Miller não foi o único engenheiro ferido naquela manhã. Muitos sequer desceram de suas embarcações que foram consumidas por várias explosões antes de chegar à praia. Os engenheiros carregavam, antes de tudo, kilos de explosivos para realizar o seu trabalho o que os tornava um alvo ainda mais mortal caso fossem atingidos. Outros chegaram a praia sem nada nas mãos, apenas a faca de combate no cinto N.A. e com ela realizaram o nobre trabalho de desarmar minas. Isto foi o que sargento Debbs Peters fez ao descer pelas laterais do veiculo de desembarque em chamas. Ao chegar a praia ele tentou correr, mas sua roupa estava tão pesada que ele caiu no chão. Ora caminhando, ora agachando e desviando de projeteis, Peters chegou à muralha de areia onde centenas de soldados se amontoavam a espera da abertura das saídas pelos engenheiros ou na esperança de que as baterias e casamatas alemãs silenciassem. Ao chegar Peters encontrou um major e um capitão de seu batalhão que saíram em busca de uma das saídas. Ao encontrarem, ordenaram a Peters que desarmasse as minas e marcasse o caminho seguro com a fita de marcação. Munido apenas de uma faca, este corajoso engenheiro desarmou várias minas e marcou uma das saídas da praia como segura. Assim como Peters, outros engenheiros de combate faziam o mesmo esquadrinhando o terreno em busca de minas Teller ou minas de caixa e as desarmando com a ajuda das facas de combate.
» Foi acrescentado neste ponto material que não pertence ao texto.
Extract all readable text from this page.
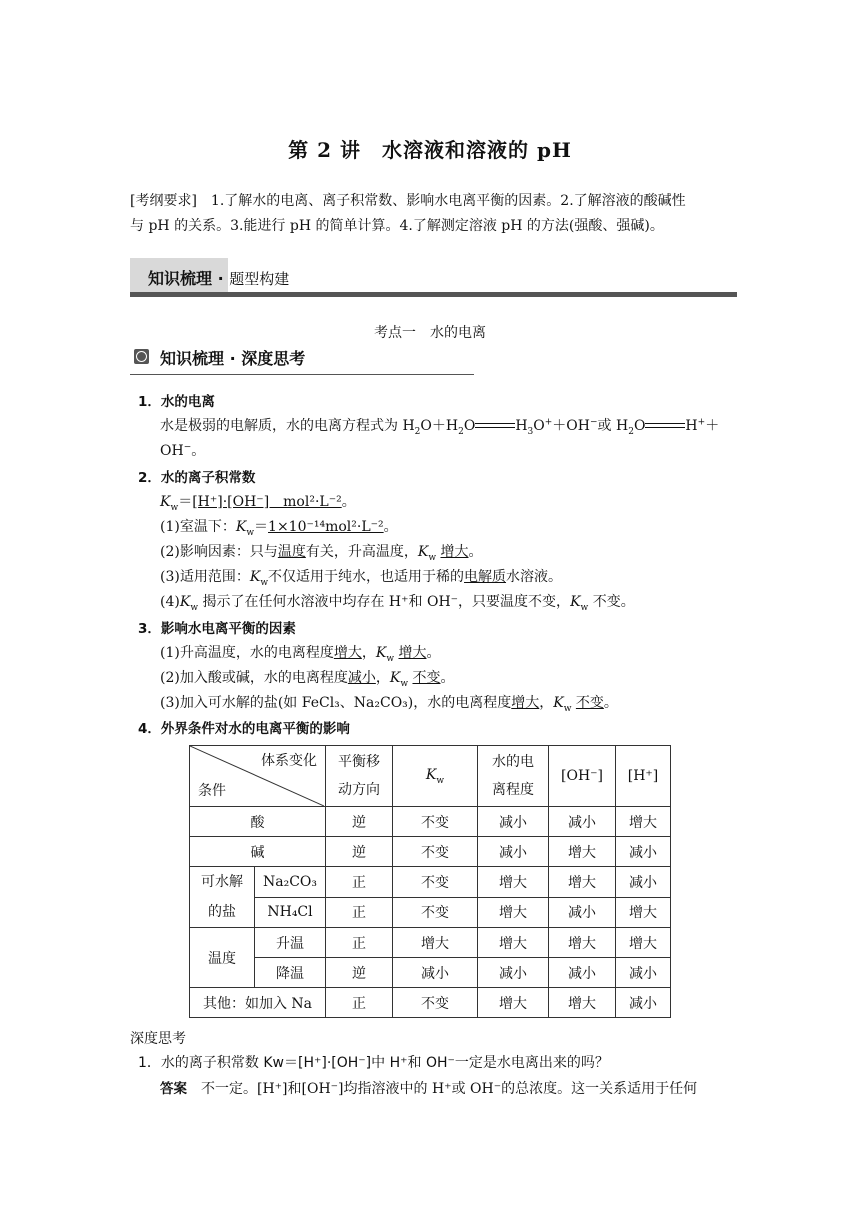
第 2 讲　水溶液和溶液的 pH
[考纲要求]　1.了解水的电离、离子积常数、影响水电离平衡的因素。2.了解溶液的酸碱性
与 pH 的关系。3.能进行 pH 的简单计算。4.了解测定溶液 pH 的方法(强酸、强碱)。
知识梳理 · 题型构建
考点一　水的电离
知识梳理 · 深度思考
1．水的电离
水是极弱的电解质，水的电离方程式为 $H_2O+H_2O$	$H_3O^++OH^-$或 $H_2O$	H+＋
OH−。
2．水的离子积常数
$K_w=[H^+]\cdot[OH^-]$　mol²·L⁻²。
(1)室温下：$K_w=1\times 10^{-14}mol^2\cdot L^{-2}$。
(2)影响因素：只与温度有关，升高温度，$K_w$ 增大。
(3)适用范围：$K_w$不仅适用于纯水，也适用于稀的电解质水溶液。
$(4)K_w$ 揭示了在任何水溶液中均存在 H⁺和 OH⁻，只要温度不变，$K_w$ 不变。
3．影响水电离平衡的因素
(1)升高温度，水的电离程度增大，$K_w$ 增大。
(2)加入酸或碱，水的电离程度减小，$K_w$ 不变。
(3)加入可水解的盐(如 FeCl₃、Na₂CO₃)，水的电离程度增大，$K_w$ 不变。
4．外界条件对水的电离平衡的影响
体系变化
条件		平衡移动方向	$K_w$	水的电离程度	[OH⁻]	[H⁺]

酸		逆	不变	减小	减小	增大
碱		逆	不变	减小	增大	减小

可水解的盐	Na₂CO₃	正	不变	增大	增大	减小
	NH₄Cl	正	不变	增大	减小	增大
温度	升温	正	增大	增大	增大	增大
	降温	逆	减小	减小	减小	减小
其他：如加入 Na		正	不变	增大	增大	减小
深度思考
1．水的离子积常数 Kw＝[H⁺]·[OH⁻]中 H⁺和 OH⁻一定是水电离出来的吗？
答案　不一定。[H⁺]和[OH⁻]均指溶液中的 H⁺或 OH⁻的总浓度。这一关系适用于任何
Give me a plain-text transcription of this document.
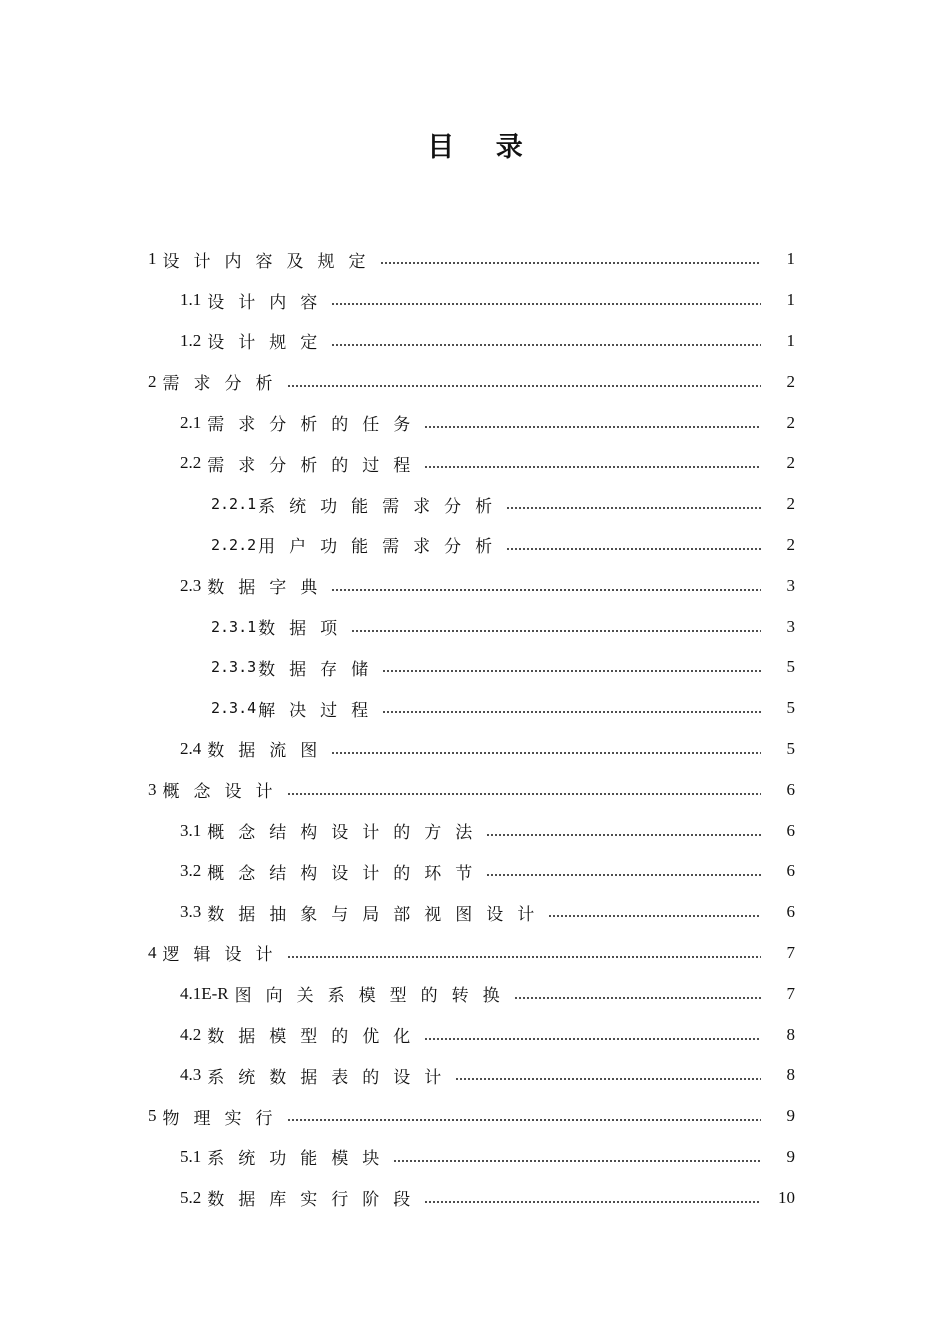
目 录
1 设计内容及规定	1
1.1 设计内容	1
1.2 设计规定	1
2 需求分析	2
2.1 需求分析的任务	2
2.2 需求分析的过程	2
2.2.1 系统功能需求分析	2
2.2.2 用户功能需求分析	2
2.3 数据字典	3
2.3.1 数据项	3
2.3.3 数据存储	5
2.3.4 解决过程	5
2.4 数据流图	5
3 概念设计	6
3.1 概念结构设计的方法	6
3.2 概念结构设计的环节	6
3.3 数据抽象与局部视图设计	6
4 逻辑设计	7
4.1E-R 图向关系模型的转换	7
4.2 数据模型的优化	8
4.3 系统数据表的设计	8
5 物理实行	9
5.1 系统功能模块	9
5.2 数据库实行阶段	10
E assim aquele dia passou. O grupo 1121º de Engenheiros de Combate sofreu grandes perdas naquele dia. Os reforços só chegariam nos dias seguintes; em 8 de junho o restante do 254º Batalhão desembarcou nas praias da Normandia e se pôs a trabalhar freneticamente. Naqueles dias a situação era crítica na frente de batalha. O baixo fluxo de suprimentos e os obstáculos deliberadamente deixados pelos alemães dificultavam ainda mais o avanço das tropas. Uma companhia do 254º construiu em tempo recorde uma nova ponte sobre as fundações da antiga, que foi implodida pelos alemães em sua retirada. Esta ponte era essencial para a ligação entre os setores de Omaha e Utah. Os engenheiros foram durante todo o tempo submetidos a fogo de pequenas armas e artilharia inimiga. Nos dias subseqüentes o trabalho do batalhão foi feito sem cessar. Os acampamentos mudavam com freqüência e os homens tinham pouco tempo de descanso. Era necessário aumentar a freqüência de trabalho para não interromper o avanço das linhas de ataque ao interior da França. O batalhão só retornaria a Inglaterra ao final da guerra.

Após o desembarque na França o trabalho foi complexo. O batalhão auxiliava as divisões de infantaria e em meados de setembro o batalhão adentrava a Alemanha, nas proximidades de Niedersgegen através de uma ponte sobre um curso d’água. Na manhã do dia 22 de setembro forças alemãs destruíram a ponte e minaram a estrada nas proximidades. A batalha pela ponte durou cerca de 24hrs quando os engenheiros puderam novamente estabelecer contato com a outra margem em segurança.

Em dezembro, próximo do Natal, a ofensiva alemã no Bulge fez com que o batalhão fosse empregado como infantaria, por conta da falta de tropas na região. O batalhão conseguiu frear o avanço alemão nos dias subseqüentes e por sua heróica atuação recebeu a Citação Presidencial do Governo Americano e do governo Frances recebeu a citação pela Cruz de Combate francesa representada pelo fourragere que está no uniforme deste artigo. As ações desencadeadas entre 16 de dezembro e o final do mês custaram ao batalhão 28 mortos confirmados, 54 homens desaparecidos e muitos feridos. Três membros do batalhão receberam a Estrela de Prata e 11 soldados receberam a Estrela de Bronze.

Mas a unidade entrou realmente para os anais da história ao construir a primeira ponte sobre o rio Reno em março de 1945. Os alemães haviam destruído parte da famosa ponte em Remagen para frear o avanço aliado. Em 14hrs os engenheiros construíram a ponte militar mais longa da história. Ela se transformou em uma maravilha da engenharia militar com 416m aproximadamente. Em cinco dias de atividade, 6378 veículos em vários comboios passaram pela ponte, incluindo tanques Sherman e infantaria a pé. Março ficou conhecido como o mês das pontes, pois o batalhão construiu outras a medida que se avançava em território alemão.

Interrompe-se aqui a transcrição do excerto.